The students had the opportunity to present their research to Cargill employees involved in all aspects of food and beverage product development.
1st PhD prize winner Gabriele D’Oria explained that despite the known health benefits, a large part of the adult populations in many countries worldwide does not consume enough dietary fibers. Therefore, finding ways to formulate fiber-rich foods is crucial to increase dietary fiber consumption across the globe. However, dietary fibers often negatively affect food texture and flavor. In this study, they found a novel strategy to significantly decrease negative mouthfeel of pea cell-wall fibers. They designed a gel coating which was able to significantly reduce negative mouthfeel of pea fibers like particle detection, grittiness, and mouth dryness. This strategy can be an effective tool to design more palatable, sustainable, and nutritious foods for the future.
Unfortunately, Maximilian Kannapinn who won the 2nd PhD prize was unable to attend and present his work on “Digital Twins for Autonomous Thermal Food Processing: Critical Role of Conjugate Heat and Mass Transfer”.
Mohsen Ramezani, 3rd PhD prize winner explained that oleogels are promising as animal fat substitutes in food, but more research is needed for their full potential.
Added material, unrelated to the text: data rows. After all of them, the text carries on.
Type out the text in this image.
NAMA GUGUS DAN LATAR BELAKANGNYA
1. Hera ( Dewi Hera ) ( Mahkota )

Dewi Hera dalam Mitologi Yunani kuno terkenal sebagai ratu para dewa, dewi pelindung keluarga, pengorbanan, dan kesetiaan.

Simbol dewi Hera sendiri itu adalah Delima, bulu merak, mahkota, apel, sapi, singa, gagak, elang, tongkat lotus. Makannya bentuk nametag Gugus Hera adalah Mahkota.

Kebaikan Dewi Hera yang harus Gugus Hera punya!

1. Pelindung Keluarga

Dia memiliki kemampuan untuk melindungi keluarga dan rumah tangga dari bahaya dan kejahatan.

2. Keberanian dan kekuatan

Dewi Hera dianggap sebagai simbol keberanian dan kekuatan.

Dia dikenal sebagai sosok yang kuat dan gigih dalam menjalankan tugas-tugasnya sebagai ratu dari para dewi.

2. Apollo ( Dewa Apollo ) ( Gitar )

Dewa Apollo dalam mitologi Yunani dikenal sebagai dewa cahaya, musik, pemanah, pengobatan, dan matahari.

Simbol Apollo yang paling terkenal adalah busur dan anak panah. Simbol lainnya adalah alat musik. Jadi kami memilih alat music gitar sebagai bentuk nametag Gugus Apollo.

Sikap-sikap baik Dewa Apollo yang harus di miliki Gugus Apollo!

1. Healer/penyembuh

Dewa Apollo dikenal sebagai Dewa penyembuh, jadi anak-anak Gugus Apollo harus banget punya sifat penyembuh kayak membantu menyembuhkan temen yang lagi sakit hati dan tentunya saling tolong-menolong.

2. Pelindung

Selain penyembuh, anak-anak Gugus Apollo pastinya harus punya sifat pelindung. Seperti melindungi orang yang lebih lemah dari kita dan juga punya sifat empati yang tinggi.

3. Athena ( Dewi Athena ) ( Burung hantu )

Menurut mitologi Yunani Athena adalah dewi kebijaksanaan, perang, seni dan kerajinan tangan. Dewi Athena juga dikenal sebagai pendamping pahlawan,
His research modified glyceryl stearate-based oleogels with plant-based lecithin, showing that these oleogels could support healthier and more sustainable food products.
With her research on " Novel plant-based protein biphasic gel” Shay Moguiliansky won the 1st MSc prize. This research combined wax-based oleogel and protein-based hydrogel to create plant-based bigel. The study examined the effects of varying oleogel ratios and the addition of transglutaminase on gel properties. The findings highlight the potential of these bigels for various food applications.
This presentation was then followed by a study on bioactive peptides from wine production by-products by Franziska Knuf, 2nd prize winner in the MSc category. These protein fragments, containing 3-20 amino acids, have health benefits beyond nutrition, including potential antioxidant and ACE-inhibiting activities. Her research suggests that these peptides could be valuable as health-promoting ingredients.
Last but not least, the Popular vote award winner Magdalena Trusinska studied the effects of ultrasound (US) and pulsed electric field (PEF) on vacuum-impregnated apples in aloe vera juice. Her research found that US enhanced the vacuum impregnation process more than PEF. Both treatments caused bioactive compound leakage and texture changes, with PEF softening and US hardening the apples. US treatment can improve VI efficiency but requires parameter adjustments for optimal results.
In the afternoon, the students toured the Cargill R&D facility, visiting various departments to discuss their work with Cargill food scientists. The R&D centre continually strives to meet the evolving needs of Cargill’s customers, spanning the full spectrum of food and feed ingredient science as well as non-food applications.
Three young Cargill scientists gave an enthousiastic and interesting presentation on their work; which surprisingly was not only on Novel Food ingredients, but also on broader topics like implementation of AI tools and apps for both Cargill as well as their clients.
During the EFFoST2024 Conference on November 12-14 in Bruges, the new Student of the Year Award winners will be announced and handed over their prices.